Moët Hennessy’s saga shows what happens in the absence of connection. When self-preservation, sexism, and gaslighting dominate, culture rots from the inside. A true Culture of Connection requires the opposite: transparency over deflection, equity over bias, and validation over gaslighting.
A Culture of Connection is not about perks or surface-level fixes. It is about leaders consistently showing care, addressing harmful behavior head-on, and reinforcing belonging. When connection thrives, teams thrive. When leaders protect themselves at the expense of others, even high performers burn out or leave.
The Deeper Costs of Toxic Workplaces
Research from MIT Sloan shows that toxic workplace culture is ten times more predictive of attrition than compensation. In other words, people do not leave because of paychecks. They leave because of people.
How a Culture of Connection Works
A Culture of Connection™ creates the opposite effect. Instead of disengagement, it builds trust. Instead of lawsuits, it builds loyalty. Instead of turnover, it builds retention.
There are two foundational elements:
- Psychological Safety – Teams thrive when people can speak up without fear of retaliation. Google’s Project Aristotle found that psychological safety was the number one factor of successful teams. If leaders at Moët Hennessy had created safety, Gasparovic’s concerns could have been addressed in a constructive way instead of buried under lawsuits and bizarre training suggestions.
- Connection Through Positive Relationships – DFT teaches us that the strength of a dance floor comes from the number of authentic connections, not from one central hub.. The same is true for organizations. Leaders must intentionally create space for relationships to form. This could be small daily check-ins, team rituals, or traditions that foster belonging. Connection is not a nice-to-have. It is the fabric that holds a team together when stress rises.
What Leaders Can Do Differently
So how do you prevent the next Moët Hennessy mess in your own organization? Here are practical steps:
- Audit Your Culture Honestly – Start with the hard question: would people describe your workplace as connected or toxic? Use surveys, one-on-one check-ins, or third-party assessments. The goal is not to gather data to look good in an annual report, but to uncover what is really happening.
- Confront Toxicity Head-On – Do not protect high performers who erode culture. As Jack Welch famously said, values are non-negotiable. If someone hits numbers but destroys trust, the long-term cost outweighs any short-term gain.

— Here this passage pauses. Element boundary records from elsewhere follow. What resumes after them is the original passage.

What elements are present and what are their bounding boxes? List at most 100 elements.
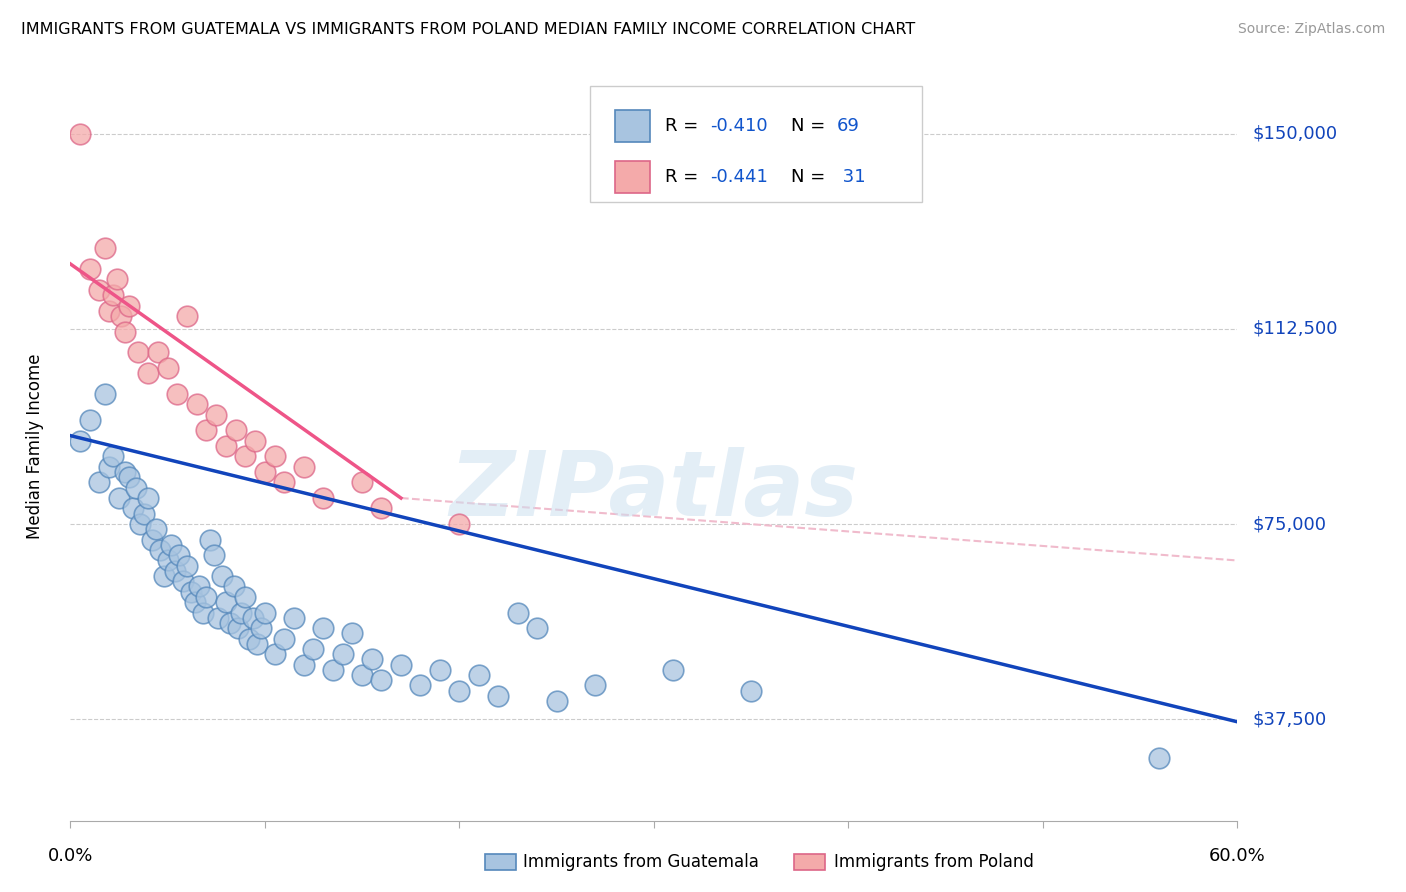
- Point: [114, 465, 136, 479]
- Point: [149, 543, 172, 558]
- Point: [233, 450, 256, 464]
- Point: [176, 558, 198, 573]
- Point: [191, 606, 214, 620]
- Point: [225, 424, 247, 438]
- Point: [114, 325, 136, 339]
- Point: [370, 501, 392, 516]
- Point: [370, 673, 392, 688]
- Point: [141, 533, 163, 547]
- Point: [292, 459, 315, 474]
- Point: [292, 657, 315, 672]
- Point: [121, 501, 143, 516]
- Point: [312, 491, 335, 505]
- Point: [250, 621, 273, 635]
- Point: [215, 595, 238, 609]
- Point: [167, 548, 190, 563]
- Point: [352, 668, 374, 682]
- Point: [205, 408, 228, 422]
- Point: [200, 533, 222, 547]
- Point: [273, 632, 295, 646]
- Point: [79, 413, 101, 427]
- Point: [145, 522, 167, 536]
- Point: [429, 663, 451, 677]
- Text: N =: N =: [792, 168, 831, 186]
- Point: [146, 345, 169, 359]
- Text: N =: N =: [792, 117, 831, 136]
- Point: [352, 475, 374, 490]
- Point: [152, 569, 174, 583]
- Point: [253, 465, 276, 479]
- Point: [89, 283, 111, 297]
- Text: Immigrants from Guatemala: Immigrants from Guatemala: [523, 853, 759, 871]
- Point: [211, 569, 233, 583]
- Point: [118, 470, 141, 484]
- Text: 60.0%: 60.0%: [1209, 847, 1265, 864]
- Point: [740, 683, 762, 698]
- Point: [187, 580, 209, 594]
- Point: [69, 434, 91, 448]
- Text: 0.0%: 0.0%: [48, 847, 93, 864]
- Text: $150,000: $150,000: [1253, 125, 1339, 143]
- Text: Median Family Income: Median Family Income: [27, 353, 45, 539]
- Point: [166, 387, 188, 401]
- Point: [136, 491, 159, 505]
- Point: [186, 397, 208, 411]
- Text: 69: 69: [837, 117, 860, 136]
- Point: [98, 303, 121, 318]
- Point: [312, 621, 335, 635]
- Point: [172, 574, 194, 589]
- Text: $112,500: $112,500: [1253, 320, 1339, 338]
- Point: [342, 626, 364, 640]
- Point: [79, 262, 101, 277]
- Point: [546, 694, 568, 708]
- Point: [105, 272, 128, 286]
- Point: [263, 647, 285, 661]
- Point: [449, 683, 471, 698]
- Point: [89, 475, 111, 490]
- Point: [69, 127, 91, 141]
- Text: IMMIGRANTS FROM GUATEMALA VS IMMIGRANTS FROM POLAND MEDIAN FAMILY INCOME CORRELA: IMMIGRANTS FROM GUATEMALA VS IMMIGRANTS …: [21, 22, 915, 37]
- Point: [160, 538, 183, 552]
- Point: [101, 288, 124, 302]
- Point: [218, 615, 240, 630]
- Point: [233, 590, 256, 604]
- Point: [226, 621, 249, 635]
- Point: [98, 459, 121, 474]
- Text: ZIPatlas: ZIPatlas: [450, 447, 858, 535]
- Point: [94, 387, 117, 401]
- Point: [184, 595, 207, 609]
- Point: [101, 450, 124, 464]
- Point: [302, 642, 325, 657]
- Point: [215, 439, 238, 453]
- Point: [195, 590, 218, 604]
- Point: [207, 611, 229, 625]
- Point: [180, 584, 202, 599]
- Text: Source: ZipAtlas.com: Source: ZipAtlas.com: [1237, 22, 1385, 37]
- Point: [322, 663, 344, 677]
- Point: [662, 663, 685, 677]
- Point: [195, 424, 218, 438]
- Text: R =: R =: [665, 168, 704, 186]
- Point: [526, 621, 548, 635]
- Point: [242, 611, 264, 625]
- Point: [94, 241, 117, 255]
- Point: [176, 309, 198, 323]
- Point: [125, 481, 148, 495]
- Text: -0.410: -0.410: [710, 117, 768, 136]
- Point: [467, 668, 491, 682]
- Point: [165, 564, 187, 578]
- Point: [332, 647, 354, 661]
- Point: [134, 507, 156, 521]
- Point: [238, 632, 260, 646]
- Point: [409, 678, 432, 692]
- Point: [231, 606, 253, 620]
- Point: [136, 366, 159, 380]
- Point: [506, 606, 529, 620]
- Point: [127, 345, 149, 359]
- Point: [118, 299, 141, 313]
- Point: [585, 678, 607, 692]
- Point: [253, 606, 276, 620]
- Point: [360, 652, 382, 666]
- Point: [283, 611, 305, 625]
- FancyBboxPatch shape: [589, 87, 922, 202]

- Protect the Connectors – Every team has people who hold the culture together. They are the ones who check in on colleagues, welcome new members, and build bridges. Recognize and support them. In DFT, these are your 5s who ask “How can I help?” If they burn out, or get run out by a toxic workplace, the whole dance floor empties.
- Model Care Daily – Small actions matter. Remember birthdays. Say thank you. Ask about family. These micro-moments build macro-loyalty. Indra Nooyi, former CEO of PepsiCo, often wrote personal letters to employees’ families, thanking them for the sacrifices they made. That is connection in action.
The Ripple Effects of Connection
The benefits of a Culture of Connection™ extend beyond employee satisfaction. Engaged employees are 59 percent less likely to job hunt, 14 percent more productive, and 23 percent more profitable according to Gallup.
Customers feel it too. Engaged employees create loyal customers. As Ken Blanchard said, “Positive employee passion creates positive customer devotion.” Engagement starts on the inside, but it never stays there.
Connection Wins
Moët Hennessy’s “anti-seduction training” fiasco was not just blatantly sexist. It was a case study in what happens when leaders allow self-preservation, sexism, and gaslighting to define culture. If your team is facing toxicity, do not deflect, do not scapegoat, and do not pretend perks will fix it. Build a Culture of Connection™ where people feel safe, valued, and empowered.
Because when connection thrives, champagne moments follow. When cultural gaslighting and systemic sexism win, even the best brands go flat.